En définitive, le sol constitue à bien des égards un « impensé du droit ». Le législateur, en s'abstenant de tirer les conséquences de la complexité structurelle et écosystémique du sol, est resté timide dans la protection de ce milieu essentiel à la vie, quand dans le même temps il a consacré avec vigueur le droit de propriété en lien avec les sols.

Si le sol en tant que valeur immobilière appartient indéniablement à son propriétaire, ses fonctions écosystémiques ont par nature des implications collectives. Le droit actuel ne permet pas de dissocier ces deux caractéristiques dans le cadre d'une approche cohérente permettant une meilleure prise en compte des sols. Le cadre normatif ne permet donc pas de faire face de façon satisfaisante aux menaces susceptibles d'altérer les fonctionnalités des sols.

II. Un nouveau chapitre consacré aux sols dans le code de l'environnement pour agir plus efficacement contre les facteurs altérant les fonctionnalités des sols

Afin de créer des outils permettant de mieux prendre en compte les menaces pesant sur les sols et garantir leur capacité à remplir des services écosystémiques essentiels aux activités humaines, la proposition de loi tend à créer au sein du code de l'environnement un chapitre dédié à la santé des sols, composé de deux sections, l'une intitulée « Les sols patrimoine commun de la Nation » et l'autre « Diagnostic de performance écologique des sols ».

Cette évolution juridique est proposée dans le but de combler les lacunes juridiques en matière d'approche multifonctionnelle des sols et d'ouvrir la « boîte noire » que sont les sols du point de vue de notre droit. La commission relève toutefois que la proposition ne formule pas de définition des sols qui permettrait de clarifier ce qui est précisément visé quand le droit fait référence au sol.
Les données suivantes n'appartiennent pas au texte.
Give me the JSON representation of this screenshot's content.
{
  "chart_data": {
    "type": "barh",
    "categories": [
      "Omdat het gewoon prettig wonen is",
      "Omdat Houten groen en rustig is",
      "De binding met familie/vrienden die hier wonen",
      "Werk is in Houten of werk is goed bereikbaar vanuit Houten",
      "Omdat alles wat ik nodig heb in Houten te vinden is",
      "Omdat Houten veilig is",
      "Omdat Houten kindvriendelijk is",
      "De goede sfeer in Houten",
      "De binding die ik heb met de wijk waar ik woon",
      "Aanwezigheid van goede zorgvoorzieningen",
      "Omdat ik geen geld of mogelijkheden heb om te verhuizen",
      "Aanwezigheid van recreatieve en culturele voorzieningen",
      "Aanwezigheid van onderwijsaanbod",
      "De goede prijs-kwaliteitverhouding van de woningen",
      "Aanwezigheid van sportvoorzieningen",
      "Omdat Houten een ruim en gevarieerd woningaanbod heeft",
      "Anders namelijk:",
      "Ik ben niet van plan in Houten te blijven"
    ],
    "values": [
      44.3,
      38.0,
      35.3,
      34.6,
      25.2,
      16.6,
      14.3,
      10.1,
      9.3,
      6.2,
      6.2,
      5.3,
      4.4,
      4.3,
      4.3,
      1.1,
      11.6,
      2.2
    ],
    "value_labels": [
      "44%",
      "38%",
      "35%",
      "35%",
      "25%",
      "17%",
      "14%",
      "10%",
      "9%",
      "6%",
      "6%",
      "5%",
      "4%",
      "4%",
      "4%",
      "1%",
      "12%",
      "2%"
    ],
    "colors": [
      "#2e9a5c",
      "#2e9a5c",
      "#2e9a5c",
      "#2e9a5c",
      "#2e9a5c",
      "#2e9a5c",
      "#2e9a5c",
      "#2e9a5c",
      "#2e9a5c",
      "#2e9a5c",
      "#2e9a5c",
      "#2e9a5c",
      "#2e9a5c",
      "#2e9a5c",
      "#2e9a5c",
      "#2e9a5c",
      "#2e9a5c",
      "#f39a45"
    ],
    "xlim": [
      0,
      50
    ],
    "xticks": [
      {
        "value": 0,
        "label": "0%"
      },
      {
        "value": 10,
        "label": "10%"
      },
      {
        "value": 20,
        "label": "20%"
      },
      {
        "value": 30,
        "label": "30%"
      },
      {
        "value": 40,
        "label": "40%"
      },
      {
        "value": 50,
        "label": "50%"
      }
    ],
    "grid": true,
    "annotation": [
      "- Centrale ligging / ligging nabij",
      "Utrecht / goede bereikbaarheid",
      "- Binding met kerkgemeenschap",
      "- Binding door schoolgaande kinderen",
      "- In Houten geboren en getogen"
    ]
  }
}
La proposition de loi repose sur une approche fonctionnelle des sols : ceux-ci doivent être protégés en raison des services écosystémiques limitativement énumérés qu'ils remplissent et dont dépendent de nombreuses activités humaines. Pour ce faire, l'article 2 propose l'instauration de plusieurs évolutions juridiques du droit du sol :

- il dispose en premier lieu que « la protection, la mise en valeur et la restauration des sols sont d'intérêt général » ;

- afin de justifier cette mention, il énumère en outre huit services écosystémiques rendus par les sols : production de biomasse alimentaire et non-alimentaire ; conservation de la biodiversité ; contrôle de l'érosion ; préservation de la quantité et de la qualité de l'eau ; régulation du climat ; contrôle des maladies et des ravageurs ; atténuation de la pollution ; valeur patrimoniale et culturelle du paysage ;

- il confie aux ministres chargés de l'environnement, de l'agriculture, de la forêt, de l'urbanisme, de la santé et de l'éducation le soin d'élaborer une stratégie nationale pour la protection et la résilience des sols ;

- il instaure, à compter du 1er janvier 2028, l'obligation de réaliser périodiquement un diagnostic de performance écologique des sols pour les immeubles à usage agricole et les bois et forêts, avec une prise en charge financière par l'État en deçà de 50 hectares ;

- il vise à assurer que ce diagnostic soit établi par un organisme impartial et assorti de recommandations, avant d'être transmis à un organisme public chargé de réaliser des études statistiques et d'assurer le suivi de cette nouvelle politique publique.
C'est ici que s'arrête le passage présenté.